A nível de grandes quedas em entidades cotadas, os analistas salientam as correcções fortíssimas em grandes bancos originários da Península Ibérica, com a cotação do Santander (um dos maiores bancos do mundo) a cair 9,4%, do BBVA a quebrar 7,5%, do BCP a descer, também, 7, 5% e do BES a cair 5%.

Um cocktail de causas

Os analistas inclinam-se para “um cocktail de muitas coisas” a influenciar esta situação, como expressou à Bloomberg o analista suíço Manfred Hofer.

Nesse cocktail incluem-se factos económicos que se conjugaram, nesta semana, à escala mundial: 1) a China declarou claramente ir “arrefecer” a expansão doméstica do crédito; 2) a Moody’s avisou que “a dado passo” poderá ver-se obrigada a despromover os próprios Estados Unidos da sua notação de triplo A (a mais alta); 3) a mesma agência de rating alertou para o facto de 995 grande empresas defrontarem nos próximos cinco anos a necessidade de refinanciarem 574 mil milhões de euros de dívidas (quase 3,5 vezes o PIB português); e 4) o mercado dos credit default swaps (conhecido pelo já popular acrónimo de CDS, um veículo financeiro para segurar o risco da dívida) esteve ao rubro, com disparos nos preços desses seguros para a Islândia (6º país de maior risco à escala mundial), Grécia (7º país de maior risco), Portugal, Itália e Polónia.

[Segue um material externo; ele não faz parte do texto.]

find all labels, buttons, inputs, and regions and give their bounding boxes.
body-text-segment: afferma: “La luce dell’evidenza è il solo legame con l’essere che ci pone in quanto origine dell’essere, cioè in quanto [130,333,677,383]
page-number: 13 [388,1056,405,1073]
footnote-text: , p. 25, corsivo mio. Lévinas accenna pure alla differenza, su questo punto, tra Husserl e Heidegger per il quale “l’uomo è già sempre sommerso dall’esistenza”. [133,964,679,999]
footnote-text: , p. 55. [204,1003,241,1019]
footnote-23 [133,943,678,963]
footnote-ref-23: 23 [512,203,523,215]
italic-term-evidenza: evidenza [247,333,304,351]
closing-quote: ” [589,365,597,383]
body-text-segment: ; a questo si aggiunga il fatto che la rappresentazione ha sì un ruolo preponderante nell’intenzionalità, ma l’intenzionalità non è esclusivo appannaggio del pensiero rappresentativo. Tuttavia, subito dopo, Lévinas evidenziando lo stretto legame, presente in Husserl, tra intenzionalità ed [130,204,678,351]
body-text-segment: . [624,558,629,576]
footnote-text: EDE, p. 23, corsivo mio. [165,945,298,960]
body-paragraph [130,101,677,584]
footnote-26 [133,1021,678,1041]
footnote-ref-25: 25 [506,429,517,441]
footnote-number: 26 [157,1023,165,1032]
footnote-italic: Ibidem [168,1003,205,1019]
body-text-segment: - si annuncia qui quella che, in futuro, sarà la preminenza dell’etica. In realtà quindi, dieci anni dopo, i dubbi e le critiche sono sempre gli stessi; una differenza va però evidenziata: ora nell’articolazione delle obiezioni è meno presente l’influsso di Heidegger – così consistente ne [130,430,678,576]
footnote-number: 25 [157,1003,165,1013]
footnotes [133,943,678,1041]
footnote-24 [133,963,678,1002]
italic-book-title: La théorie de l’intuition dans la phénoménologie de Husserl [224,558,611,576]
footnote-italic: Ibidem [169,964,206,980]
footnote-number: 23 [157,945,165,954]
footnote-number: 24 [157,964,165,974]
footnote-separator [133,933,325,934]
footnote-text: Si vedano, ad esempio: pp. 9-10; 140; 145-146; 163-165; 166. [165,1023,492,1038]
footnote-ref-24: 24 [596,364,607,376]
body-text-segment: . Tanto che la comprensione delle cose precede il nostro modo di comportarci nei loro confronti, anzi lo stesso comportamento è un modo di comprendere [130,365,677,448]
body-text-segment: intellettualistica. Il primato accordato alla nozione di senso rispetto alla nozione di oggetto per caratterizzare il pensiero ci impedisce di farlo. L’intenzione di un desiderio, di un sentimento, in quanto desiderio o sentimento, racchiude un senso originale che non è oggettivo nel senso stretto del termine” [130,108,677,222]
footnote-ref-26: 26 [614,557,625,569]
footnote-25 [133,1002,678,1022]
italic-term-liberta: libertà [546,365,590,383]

As situações mais graves ocorreram hoje com o aumento no caso português e grego, que fixaram novos máximos históricos. O preço dos CDS relativos a Portugal subiu para 229,56 pontos base (pb), o que equivale a um aumento de quase 150% em relação há um mês atrás, e no caso grego para os 426,38 pb. No caso da Itália e Polónia, o preço galgou o patamar dos 150 pb.

Os analistas interrogam-se agora, se este crash vai ter continuidade e se desaguará numa recaída da recessão mundial. O que se passou na cena europeia irá fazer ricochete?